Now, that doesn’t mean the “concerned reader” who contacted the Register was Petersen. It just means they share the same talking points — the “concerned reader,” the Register and Petersen.

Republicans are chastised for not considering the real-world repercussions of their agenda — calling an unborn human person a human person.

These repercussions actually include concerns over constitutional rights (but obviously not the right to life) and individual liberty (which really shouldn’t concern anyone who doesn’t prioritize the right to life first).

The editorial wraps up by suggesting every pregnant woman in Iowa will need a lawyer.
For those wondering, the five-member editorial board is not made up of five rabid pro-abortion Iowa Senate or Iowa House Democrats — though they obviously play that role in the newsroom.

Realize, this same newspaper that refers to life-at-conception as radical, factually inaccurate and extreme is the same newspaper that acknowledged 55 percent of Iowans favored defining life as beginning at conception in 2018.

In essence, the Register’s editorial board is telling the majority of Iowans that they are radical, wrong and extreme.

Go watch “Unplanned” and tell me pro-lifers are extreme.

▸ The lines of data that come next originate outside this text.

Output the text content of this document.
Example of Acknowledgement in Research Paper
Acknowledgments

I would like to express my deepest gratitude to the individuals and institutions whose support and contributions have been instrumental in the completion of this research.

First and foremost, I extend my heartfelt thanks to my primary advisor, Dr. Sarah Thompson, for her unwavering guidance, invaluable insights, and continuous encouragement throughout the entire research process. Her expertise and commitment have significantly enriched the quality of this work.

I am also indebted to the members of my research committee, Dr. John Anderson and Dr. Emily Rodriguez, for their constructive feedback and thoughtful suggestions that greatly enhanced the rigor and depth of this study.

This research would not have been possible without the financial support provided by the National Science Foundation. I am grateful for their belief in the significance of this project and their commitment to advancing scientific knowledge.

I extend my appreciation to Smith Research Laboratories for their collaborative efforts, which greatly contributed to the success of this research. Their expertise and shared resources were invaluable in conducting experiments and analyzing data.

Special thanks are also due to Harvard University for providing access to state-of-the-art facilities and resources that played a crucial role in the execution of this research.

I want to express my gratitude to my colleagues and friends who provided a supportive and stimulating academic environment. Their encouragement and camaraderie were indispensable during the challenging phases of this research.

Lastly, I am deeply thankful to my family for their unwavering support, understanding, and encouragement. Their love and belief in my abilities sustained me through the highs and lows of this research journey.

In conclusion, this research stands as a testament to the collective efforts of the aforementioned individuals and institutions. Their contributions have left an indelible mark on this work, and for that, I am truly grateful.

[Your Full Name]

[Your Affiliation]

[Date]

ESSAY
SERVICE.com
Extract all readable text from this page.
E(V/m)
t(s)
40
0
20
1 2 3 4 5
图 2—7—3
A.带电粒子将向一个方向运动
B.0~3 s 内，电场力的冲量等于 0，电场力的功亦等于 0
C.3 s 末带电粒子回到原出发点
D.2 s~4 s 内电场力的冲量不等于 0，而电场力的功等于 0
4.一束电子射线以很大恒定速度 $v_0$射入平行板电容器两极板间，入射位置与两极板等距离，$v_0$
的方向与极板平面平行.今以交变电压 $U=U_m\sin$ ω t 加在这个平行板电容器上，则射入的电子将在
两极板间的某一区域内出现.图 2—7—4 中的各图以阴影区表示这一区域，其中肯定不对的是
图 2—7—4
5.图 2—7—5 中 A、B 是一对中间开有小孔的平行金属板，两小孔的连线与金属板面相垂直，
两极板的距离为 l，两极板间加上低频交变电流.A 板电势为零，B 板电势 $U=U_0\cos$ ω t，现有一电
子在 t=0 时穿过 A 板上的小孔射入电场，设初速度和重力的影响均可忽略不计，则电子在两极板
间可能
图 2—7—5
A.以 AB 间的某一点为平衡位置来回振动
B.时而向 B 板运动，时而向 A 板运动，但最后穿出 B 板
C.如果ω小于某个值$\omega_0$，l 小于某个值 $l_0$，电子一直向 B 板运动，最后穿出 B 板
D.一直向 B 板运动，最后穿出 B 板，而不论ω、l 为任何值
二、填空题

Explain to me how the radicals in this debate are the people who simply believe unborn persons deserve the right to life and should not be instead sentenced to death.

For putting science on a pedestal when it comes to the coming ice age — err, global warming — err, climate change science, the Left certainly loves to ignore it when it comes to procreation, marriage, gender and life.

If Sen. Chapman’s idea that a human being is a human being beginning at the moment of conception and that person deserves the same constitutional protections afforded to every other person is extreme, well then so be it.

But make no mistake, in 10 years, 20 years, 50 years or 100 years — when ever Americans wake up and put an end to the legal killing of unborn children, know that Sen. Chapman will prove to be on the right side of science, God and history.